The piece explores the tension between tradition and modernity, merging handcrafted elements with mechanical components to critique the commodification of labour. Repetitive, physical tasks, though undervalued, remain integral to social systems. Examining how automation encroaches upon human effort prompts viewers to reflect on the cost of progress and the diminishing visibility of physical labour in a mechanised world.




By reimagining the shoeshine box—a symbol of gendered and classed servitude—through concealed actuators and simulated human gestures, the work exposes the erasure of bodily labour in favour of automated performance. The wooden hands, rendered uncanny by their metallic finish, oscillate between presence and absence, evoking the spectral remnants of human workers in post-industrial economies. The mass-produced faux leather shoe and trousers implicate fast fashion’s exploitative supply chains, while the handcrafted woodwork alludes to artisanal traditions eroded by commodification.

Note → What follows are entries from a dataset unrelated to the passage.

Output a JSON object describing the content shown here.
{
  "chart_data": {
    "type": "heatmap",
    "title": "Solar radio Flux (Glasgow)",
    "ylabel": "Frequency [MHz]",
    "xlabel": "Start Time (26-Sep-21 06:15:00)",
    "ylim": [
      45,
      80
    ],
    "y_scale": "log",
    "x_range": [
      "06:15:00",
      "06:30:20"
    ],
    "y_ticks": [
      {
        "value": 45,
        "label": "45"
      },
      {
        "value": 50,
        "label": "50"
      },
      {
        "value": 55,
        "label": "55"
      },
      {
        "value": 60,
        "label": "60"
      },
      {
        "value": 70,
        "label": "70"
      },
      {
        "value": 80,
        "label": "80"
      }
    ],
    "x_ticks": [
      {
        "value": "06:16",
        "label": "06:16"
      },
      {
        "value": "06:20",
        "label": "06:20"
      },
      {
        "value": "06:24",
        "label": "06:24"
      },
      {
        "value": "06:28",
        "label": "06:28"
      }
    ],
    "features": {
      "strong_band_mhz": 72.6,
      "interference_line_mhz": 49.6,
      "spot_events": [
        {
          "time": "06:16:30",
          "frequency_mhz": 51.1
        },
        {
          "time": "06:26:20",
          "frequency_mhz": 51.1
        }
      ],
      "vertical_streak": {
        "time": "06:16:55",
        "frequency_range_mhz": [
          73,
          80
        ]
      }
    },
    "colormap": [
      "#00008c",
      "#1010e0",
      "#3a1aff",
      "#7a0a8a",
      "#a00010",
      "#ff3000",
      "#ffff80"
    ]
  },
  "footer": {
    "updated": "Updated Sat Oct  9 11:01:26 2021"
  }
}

Theoretical underpinnings from Bourdieu and Gramsci resonate in the piece’s critique of self-exploitation under piece-rate logic, as the relentless shine-dirty-shine cycle mirrors the futility of "making out" under capitalist production. The actuator, hidden like the suppressed mechanisms of globalised labour, underscores automation’s false promise of liberation, revealing instead its reinforcement of systemic fragility. By framing shoeshining—a declining trade once reliant on human interaction—as an automated ritual, the work underscores the absurdity of progress that prioritises efficiency over dignity.

0 - - - 1 - - - 0 challenges the viewer to question what (and who) is rendered expendable in the march toward automation. The work refuses resolution, suspending us in the discomfort of its unresolved motion—a fitting metaphor for labour’s unresolved place in the contemporary imaginary.